Parece que os investigadores destacam um padrão familiar de uma nova carteira criada dias antes do ataque, uma pequena transação de teste de um cofre Drift, e então uma tomada precisa dos poderes do Conselho de Segurança para drenar fundos, converter para USDC e fazer a ponte de Solana para Ethereum usando rotas de lavagem que refletem operações anteriores ligadas à DPRK.

Isso não é um caos “degen” aleatório; é uma técnica disciplinada e repetível que explora o design de governança tanto quanto os bugs de contrato inteligente.

Para o mercado de criptomoedas mais amplo, a mensagem é dura, mas útil:

• As chaves de governança e os conselhos de atualização agora são superfícies de ataque de primeira classe, não apenas conveniências administrativas.

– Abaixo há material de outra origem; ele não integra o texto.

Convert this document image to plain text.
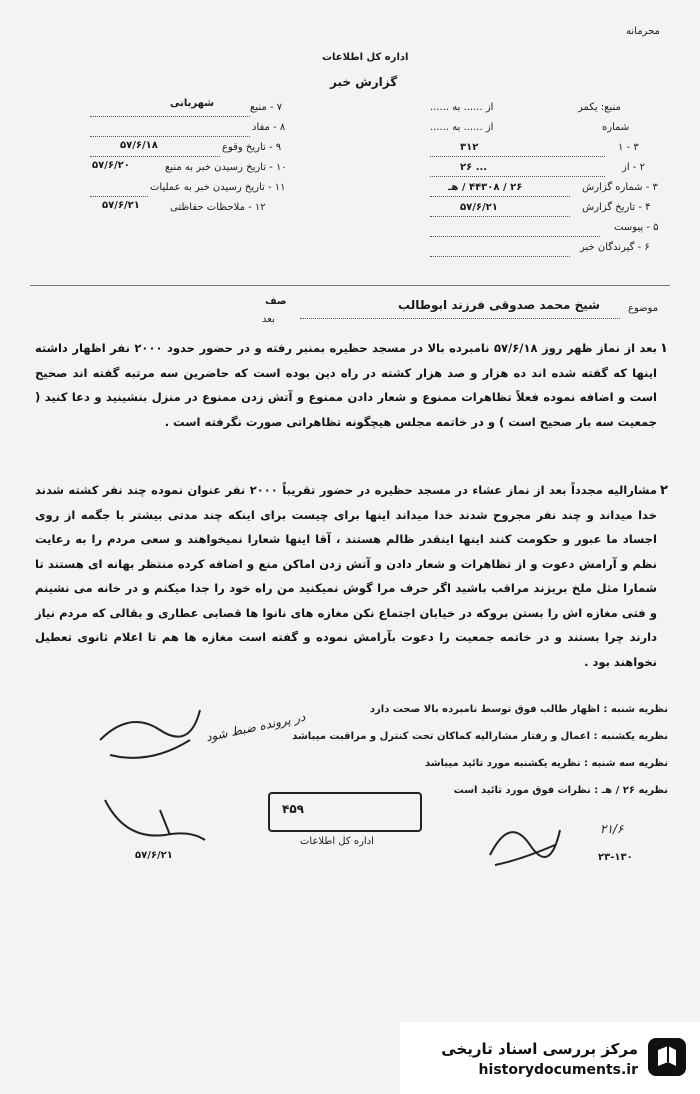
محرمانه
اداره کل اطلاعات
گزارش خبر
منبع: یکمر
از ...... به ......
شماره
از ...... به ......
۱ - ۳
۳۱۲
۲ - از
۲۶ ...
۳ - شماره گزارش
۲۶ / ۴۴۳۰۸ / هـ
۴ - تاریخ گزارش
۵۷/۶/۲۱
۵ - پیوست
۶ - گیرندگان خبر
شهربانی	۷ - منبع
۸ - مفاد
۹ - تاریخ وقوع
۵۷/۶/۱۸
۱۰ - تاریخ رسیدن خبر به منبع
۵۷/۶/۲۰
۱۱ - تاریخ رسیدن خبر به عملیات
۱۲ - ملاحظات حفاظتی
۵۷/۶/۲۱
موضوع
شیخ محمد صدوقی فرزند ابوطالب
صف
بعد
۱
بعد از نماز ظهر روز ۵۷/۶/۱۸ نامبرده بالا در مسجد حظیره بمنبر رفته و در حضور حدود ۲۰۰۰ نفر اظهار داشته اینها که گفته شده اند ده هزار و صد هزار کشته در راه دین بوده است که حاضرین سه مرتبه گفته اند صحیح است و اضافه نموده فعلاً تظاهرات ممنوع و شعار دادن ممنوع و آتش زدن ممنوع در منزل بنشینید و دعا کنید ( جمعیت سه بار صحیح است ) و در خاتمه مجلس هیچگونه تظاهراتی صورت نگرفته است .
۲
مشارالیه مجدداً بعد از نماز عشاء در مسجد حظیره در حضور تقریباً ۲۰۰۰ نفر عنوان نموده چند نفر کشته شدند خدا میداند و چند نفر مجروح شدند خدا میداند اینها برای چیست برای اینکه چند مدتی بیشتر با جگمه از روی اجساد ما عبور و حکومت کنند اینها اینقدر ظالم هستند ، آقا اینها شعارا نمیخواهند و سعی مردم را به رعایت نظم و آرامش دعوت و از تظاهرات و شعار دادن و آتش زدن اماکن منع و اضافه کرده منتظر بهانه ای هستند تا شمارا مثل ملخ بریزند مراقب باشید اگر حرف مرا گوش نمیکنید من راه خود را جدا میکنم و در خانه می نشینم و فتی مغازه اش را بستن بروکه در خیابان اجتماع نکن مغازه های نانوا ها قصابی عطاری و بقالی که مردم نیاز دارند چرا بستند و در خاتمه جمعیت را دعوت بآرامش نموده و گفته است مغازه ها هم تا اعلام ثانوی تعطیل نخواهند بود .
نظریه شنبه : اظهار طالب فوق توسط نامبرده بالا صحت دارد
نظریه یکشنبه : اعمال و رفتار مشارالیه کماکان تحت کنترل و مراقبت میباشد
نظریه سه شنبه : نظریه یکشنبه مورد تائید میباشد
نظریه ۲۶ / هـ : نظرات فوق مورد تائید است
در پرونده ضبط شود
۴۵۹
اداره کل اطلاعات
۵۷/۶/۲۱
۲۱/۶
۲۳-۱۳۰
مرکز بررسی اسناد تاریخی
historydocuments.ir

• As pontes entre cadeias e emissores de stablecoin devem estar prontos para congelar ou rastrear fluxos em minutos, não em dias.

• Os usuários de varejo não podem assumir que “blue chip DeFi” é igual a segurança quando adversários de estados-nação estão investigando exatamente esse tipo de costura de centralização.

Se você construir ou negociar neste espaço, trate o caso Drift como leitura obrigatória. Então, faça uma pergunta difícil sobre cada protocolo que você tocar: “Se um ator de nível NorthKoreanHackers visasse essa governança ou multisig, o que realmente os impede?”